Secara umum banjir merupakan suatu keluaran (output) dari hujan (input) yang
mengalami proses dalam sistem lahan yang berupa luapan air yang berlebih. Kejadian
atau fenomena alam berupa banjir yang terjadi ahir-akhir ini di Indonesia memberikan
dampak yang amat besar bagi korban baik dalam segi material maupun spiritual. Untuk
melakukan suatu mitigasi bencana banjir maka diperlukan suatu pemetaan daerah-
daerah yang rawan terhadap bahaya banjir.
Lahan merupakan sumberdaya penting yang memberikan informasi mengenai kondisi
lingkungan. Dari sudut pandang hidrologi informasi tersebut dapat digunakan untuk
teknik penyadapan mengenai karakteristik dan data sumberdaya air, seperti pemetaan
banjir, pemetaan batas-batas air permukaan serta zonasi-zonasi wilayah yang
mengalami pengendapan.
Menurut Gunawan (1992) interpretasi hidrologi pada teknik penginderaan jauh
diarahkan untuk menduga hubungan/interaksi kenampakan bentang lahan (landscape
features) dengan proses-proses hidrologi. Penggunaan citra penginderaan jauh untuk
pemetaan hidrologi permukaan cukup didekati dengan mendasarkan pada elemen-
elemen lahan dan karakteristik citra.
Dengan menggunakan pendekatan kenampakan secara tiga dimensi (3D) karakteristik
wilayah dapat diketahui dengan jelas, yaitu adanya tenaga alam yang berperan dalam
pembentukan konfigurasi permukaan bumi (geomorfologi) sebagai indikasi atau
gamnbaran kejadian alam yang telah lalu hingga prediksi fenomena ataupun kejadian
yang akan datang.
Analisis SIG mengenai fenomena permukaan lahan dapat dimodelkan dalam kaitannya
untuk mencari lokasi-lokasi yang rawan terhadap banjir yaitu dengan mendasarkan
pada sifat-sifat air dipermukan lahan.
Sajian dalam SIG dapat berupa manipulasi data yang berupa spasial serta data yang
berupa atribut, serta mempunyai kemampuan untuk menyimpan dan memodelkan
suatu 3D permukaan sebagai DEM (Digital Elevation Model ;, Model Digital
Ketinggian) ; DTM (Digital Terrain model : Model Digital Permukaan) atau TIN
(Triangular Irregular Network ; Jaringan Bersegitiga yang tidak beraturan).

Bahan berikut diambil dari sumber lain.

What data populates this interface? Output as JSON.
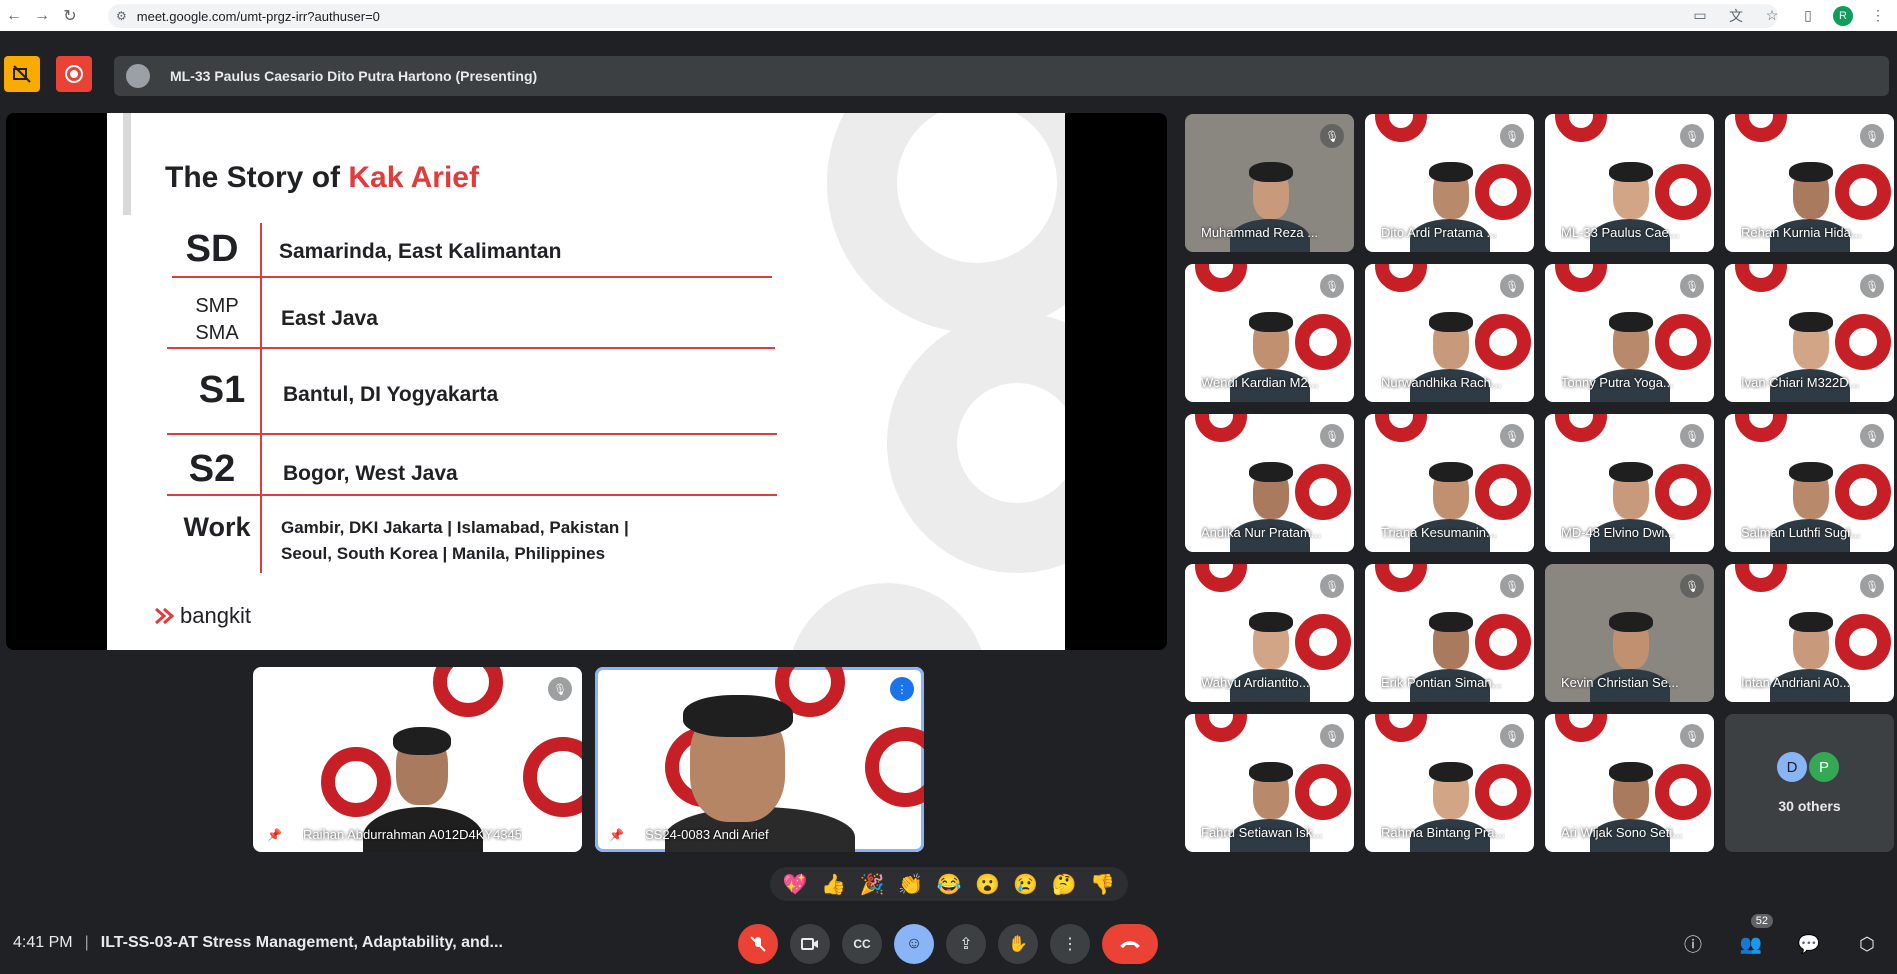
{
  "browser": {
    "url": "meet.google.com/umt-prgz-irr?authuser=0",
    "profile_initial": "R"
  },
  "presenter": {
    "name": "ML-33 Paulus Caesario Dito Putra Hartono (Presenting)"
  },
  "slide": {
    "title_prefix": "The Story of ",
    "title_highlight": "Kak Arief",
    "rows": [
      {
        "label": "SD",
        "value": "Samarinda, East Kalimantan"
      },
      {
        "label": "SMP\nSMA",
        "label_line1": "SMP",
        "label_line2": "SMA",
        "value": "East Java"
      },
      {
        "label": "S1",
        "value": "Bantul, DI Yogyakarta"
      },
      {
        "label": "S2",
        "value": "Bogor, West Java"
      },
      {
        "label": "Work",
        "value_line1": "Gambir, DKI Jakarta | Islamabad, Pakistan |",
        "value_line2": "Seoul, South Korea | Manila, Philippines"
      }
    ],
    "brand": "bangkit",
    "accent_color": "#e23b3b"
  },
  "pinned": [
    {
      "name": "Raihan Abdurrahman A012D4KY4345"
    },
    {
      "name": "SS24-0083 Andi Arief"
    }
  ],
  "participants": [
    {
      "name": "Muhammad Reza ..."
    },
    {
      "name": "Dito Ardi Pratama ..."
    },
    {
      "name": "ML-33 Paulus Cae..."
    },
    {
      "name": "Rehan Kurnia Hida..."
    },
    {
      "name": "Wendi Kardian M2..."
    },
    {
      "name": "Nurwandhika Rach..."
    },
    {
      "name": "Tonny Putra Yoga..."
    },
    {
      "name": "Ivan Chiari M322D..."
    },
    {
      "name": "Andika Nur Pratam..."
    },
    {
      "name": "Triana Kesumanin..."
    },
    {
      "name": "MD-48 Elvino Dwi..."
    },
    {
      "name": "Salman Luthfi Sugi..."
    },
    {
      "name": "Wahyu Ardiantito..."
    },
    {
      "name": "Erik Pontian Siman..."
    },
    {
      "name": "Kevin Christian Se..."
    },
    {
      "name": "Intan Andriani A0..."
    },
    {
      "name": "Fahru Setiawan Isk..."
    },
    {
      "name": "Rahma Bintang Pra..."
    },
    {
      "name": "Ari Wijak Sono Seti..."
    }
  ],
  "others": {
    "label": "30 others",
    "avatar1": "D",
    "avatar2": "P"
  },
  "reactions": [
    "💖",
    "👍",
    "🎉",
    "👏",
    "😂",
    "😮",
    "😢",
    "🤔",
    "👎"
  ],
  "bottom": {
    "time": "4:41 PM",
    "separator": "|",
    "meeting_title": "ILT-SS-03-AT Stress Management, Adaptability, and...",
    "people_count": "52"
  }
}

Berbagai
kepentingan yang berkaitan dengan sumberdaya air dapat dianalisa dan dimodelkan,
misalnya seperti saluran air, konsentrasi aliran air, akumulasi aliran air, arah aliran air
permukaan, wilayah pengendapan, zonasi satuan Sub DAS (Daerah Aliran Sungai),
serta daerah dataran banjir.
Berdasarkan analisis flow direction, daerah yang mempunyai kemampuan dalam
menampung aliran air permukaan paling tinggi terdapat di Kabupaten Sragen, yaitu
sekitar daerah Sidoredjo, Plupuh dan Masaran. serta untuk Kota Surakarta di sebagian
wilayah Banjarsari Sehingga dapat dimungkinkan terjadi banjir yang berupa banjir
luapan akibat akumulasi serta konsentrasi aliran pada tipologi lahan yang rendah dan
datar.
Selain akumulasi dan konsentrasi aliran pada sistem sungai yang mengakibatkan
luapan, adalah adanya cekungan-cekungan permukaan dapat digunakan sebagai
identifikasi arah larian dari luapan air yang mengakibatkan adanya banjir genangan
ada wilayah-wilayah tertentu.
IV. Aplikasi Teknik Penginderaan Jauh untuk Mengkaji Pengaruh
Perubahan Penggunaan Lahan Terhadap Debit Puncak di DAS Kreo
Semarang
Alih fungsi penggunaan lahan yang tidak sesuai dengan kaidah konservasi akan
cenderung meningkatkan nilai koefisien aliran permukaan yang akan berpengaruh
terhadap debit puncak. DAS Kreo merupakan DAS yang berada di daerah Semarang
yang telah mengalami perubahan penggunaan
lahan. Tujuan dalam penelitian ini adalah menguji
kemampuan dan ketelitian teknik penginderaan jauh
untuk penyadapan data mengenai karakteristik fisik
dan morfometri DAS guna estimasi debit puncak
serta mengevaluasi pengaruh perubahan
penggunaan lahan terhadap debit puncak dengan
menggunakan metode rasional. Data pokok yang
digunakan antara lain foto udara pankromatik H/P skala 1:25.000 tahun 1992, foto
udara pankromatik H/P skala 1:10.000 tahun 1999, data tinggi muka air pos Kalipancur,
tabel debit sungai, data debit sungai maksimum dan debit minimum, data intensitas
hujan, data hujan dan peta-peta bantu lainnya seperti peta tanah, peta RBI, peta
geologi.
Pengolahan dilakukan berbasis komputer dengan menggunakan SoftWare pemetaan
Arc view. Dalam melakukan estimasi nilai debit puncak digunakan rumus rasional.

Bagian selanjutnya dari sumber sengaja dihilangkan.